To Whom It May Concern,

As a professional in our field, I can testify...

[Sorry, the review period has ended.]


4 comments:

MacLaren said...

Heh heh.

miko said...

One notable difficulty was turning sentences inside out in order to make them gender-neutral. I was able to substitute the proper name “_____” for some cases, but it was troublesome to discover how pronouns are so fundamental to sentence structure. When writing about a specific person, this problem would not have arisen.

I am perfectly content to adhere to tradition by referring to an unspecified person in general as “he”/“his”, and abstract forces and anthropomorphized objects as “she”/“her”, but in this instance I was leaving a blank that was intended to be filled in with any name and so the text needed to read properly with either gender. (I dread the "he or she" - is the subject a hermaphrodite?)

Not John Daker / The Mixed GM said...

I loved this. Great work.

However, I found the _____ instead of a specific name a little distracting.

miko said...

This post was submitted for The Friday Challenge named "A Letter of Recommendation":

See Challenge Posting
See Entries and Comments
See Roundup and Winner

1) I looked back at a serious and highly complimentary recommendation I had officially submitted on behalf of a very worthy colleague and, to my horror, I found the following sentence: "His present level of professional achievement is direct evidence of his ability to succeed in his chosen field." :-P

So, my first lesson learned is to watch out for empty sentences that have no meaning of their own apart from that imparted to them by their context - this can only be characterized as weak writing.
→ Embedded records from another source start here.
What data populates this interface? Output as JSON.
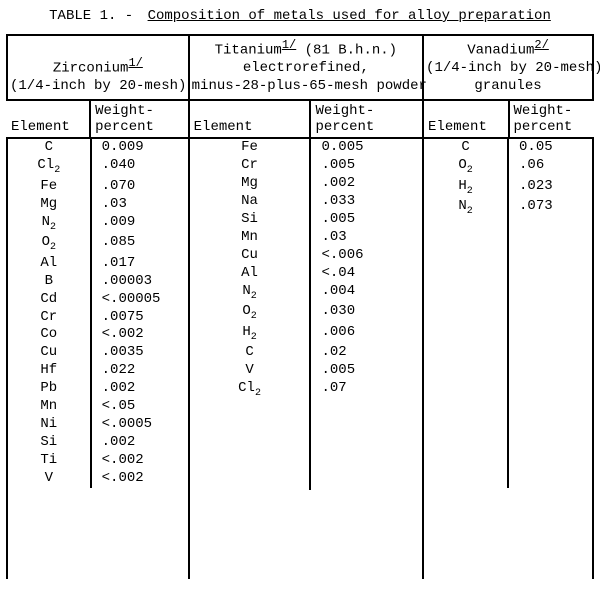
{
  "title": {
    "label": "TABLE 1. -",
    "text": "Composition of metals used for alloy preparation"
  },
  "subhead": {
    "element": "Element",
    "weight_line1": "Weight-",
    "weight_line2": "percent"
  },
  "groups": {
    "zirconium": {
      "name": "Zirconium",
      "footnote": "1/",
      "line2": "(1/4-inch by 20-mesh)",
      "rows": [
        {
          "el": "C",
          "sub": "",
          "wp": "0.009"
        },
        {
          "el": "Cl",
          "sub": "2",
          "wp": ".040"
        },
        {
          "el": "Fe",
          "sub": "",
          "wp": ".070"
        },
        {
          "el": "Mg",
          "sub": "",
          "wp": ".03"
        },
        {
          "el": "N",
          "sub": "2",
          "wp": ".009"
        },
        {
          "el": "O",
          "sub": "2",
          "wp": ".085"
        },
        {
          "el": "Al",
          "sub": "",
          "wp": ".017"
        },
        {
          "el": "B",
          "sub": "",
          "wp": ".00003"
        },
        {
          "el": "Cd",
          "sub": "",
          "wp": "<.00005"
        },
        {
          "el": "Cr",
          "sub": "",
          "wp": ".0075"
        },
        {
          "el": "Co",
          "sub": "",
          "wp": "<.002"
        },
        {
          "el": "Cu",
          "sub": "",
          "wp": ".0035"
        },
        {
          "el": "Hf",
          "sub": "",
          "wp": ".022"
        },
        {
          "el": "Pb",
          "sub": "",
          "wp": ".002"
        },
        {
          "el": "Mn",
          "sub": "",
          "wp": "<.05"
        },
        {
          "el": "Ni",
          "sub": "",
          "wp": "<.0005"
        },
        {
          "el": "Si",
          "sub": "",
          "wp": ".002"
        },
        {
          "el": "Ti",
          "sub": "",
          "wp": "<.002"
        },
        {
          "el": "V",
          "sub": "",
          "wp": "<.002"
        }
      ]
    },
    "titanium": {
      "name": "Titanium",
      "footnote": "1/",
      "after_fn": " (81 B.h.n.)",
      "line2": "electrorefined,",
      "line3": "minus-28-plus-65-mesh powder",
      "rows": [
        {
          "el": "Fe",
          "sub": "",
          "wp": "0.005"
        },
        {
          "el": "Cr",
          "sub": "",
          "wp": ".005"
        },
        {
          "el": "Mg",
          "sub": "",
          "wp": ".002"
        },
        {
          "el": "Na",
          "sub": "",
          "wp": ".033"
        },
        {
          "el": "Si",
          "sub": "",
          "wp": ".005"
        },
        {
          "el": "Mn",
          "sub": "",
          "wp": ".03"
        },
        {
          "el": "Cu",
          "sub": "",
          "wp": "<.006"
        },
        {
          "el": "Al",
          "sub": "",
          "wp": "<.04"
        },
        {
          "el": "N",
          "sub": "2",
          "wp": ".004"
        },
        {
          "el": "O",
          "sub": "2",
          "wp": ".030"
        },
        {
          "el": "H",
          "sub": "2",
          "wp": ".006"
        },
        {
          "el": "C",
          "sub": "",
          "wp": ".02"
        },
        {
          "el": "V",
          "sub": "",
          "wp": ".005"
        },
        {
          "el": "Cl",
          "sub": "2",
          "wp": ".07"
        }
      ]
    },
    "vanadium": {
      "name": "Vanadium",
      "footnote": "2/",
      "line2": "(1/4-inch by 20-mesh)",
      "line3": "granules",
      "rows": [
        {
          "el": "C",
          "sub": "",
          "wp": "0.05"
        },
        {
          "el": "O",
          "sub": "2",
          "wp": ".06"
        },
        {
          "el": "H",
          "sub": "2",
          "wp": ".023"
        },
        {
          "el": "N",
          "sub": "2",
          "wp": ".073"
        }
      ]
    }
  },
  "style": {
    "font_family": "Courier New",
    "base_font_size_pt": 11,
    "rule_color": "#000000",
    "background": "#ffffff",
    "row_count_max": 19
  }
}
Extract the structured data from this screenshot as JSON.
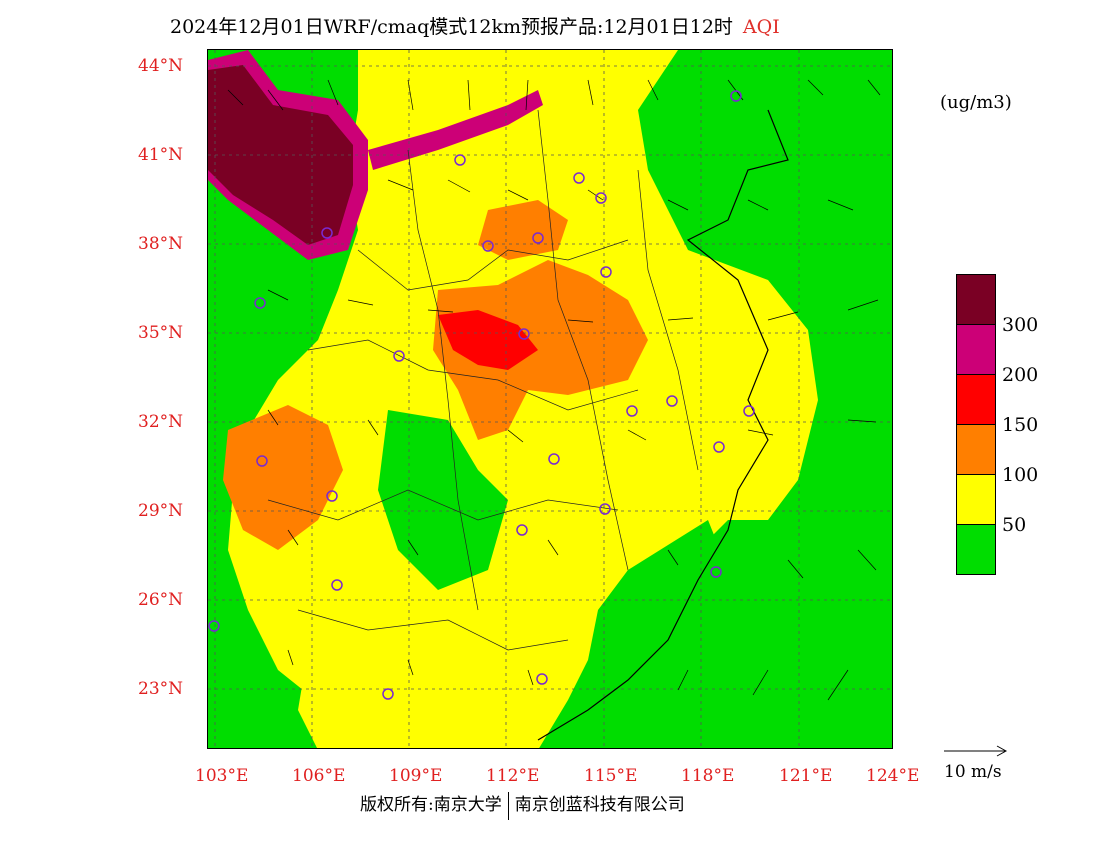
{
  "title": {
    "main": "2024年12月01日WRF/cmaq模式12km预报产品:12月01日12时",
    "variable": "AQI"
  },
  "unit": "(ug/m3)",
  "latitude_labels": [
    "44°N",
    "41°N",
    "38°N",
    "35°N",
    "32°N",
    "29°N",
    "26°N",
    "23°N"
  ],
  "longitude_labels": [
    "103°E",
    "106°E",
    "109°E",
    "112°E",
    "115°E",
    "118°E",
    "121°E",
    "124°E"
  ],
  "legend": {
    "labels": [
      "300",
      "200",
      "150",
      "100",
      "50"
    ],
    "colors": [
      "#7a0024",
      "#cc0077",
      "#ff0000",
      "#ff7f00",
      "#ffff00",
      "#00dd00"
    ]
  },
  "wind_reference": "10 m/s",
  "copyright": {
    "left": "版权所有:南京大学",
    "right": "南京创蓝科技有限公司"
  },
  "colors": {
    "good": "#00dd00",
    "moderate": "#ffff00",
    "sensitive": "#ff7f00",
    "unhealthy": "#ff0000",
    "very_unhealthy": "#cc0077",
    "hazardous": "#7a0024",
    "accent_label": "#e02020"
  }
}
2) Although it was intentional, it appears I made a mistake by de-personalizing the entry to make it a "form letter". I thought this would suit the form of the Challenge, but doing so seems to have taken away from the reader's impression of the subject, leaving a collection of good "lines" but one that failed to characterize a whole person the reader could identify.

So, my second lession learned is that readers are engaged by character, not by cleverness.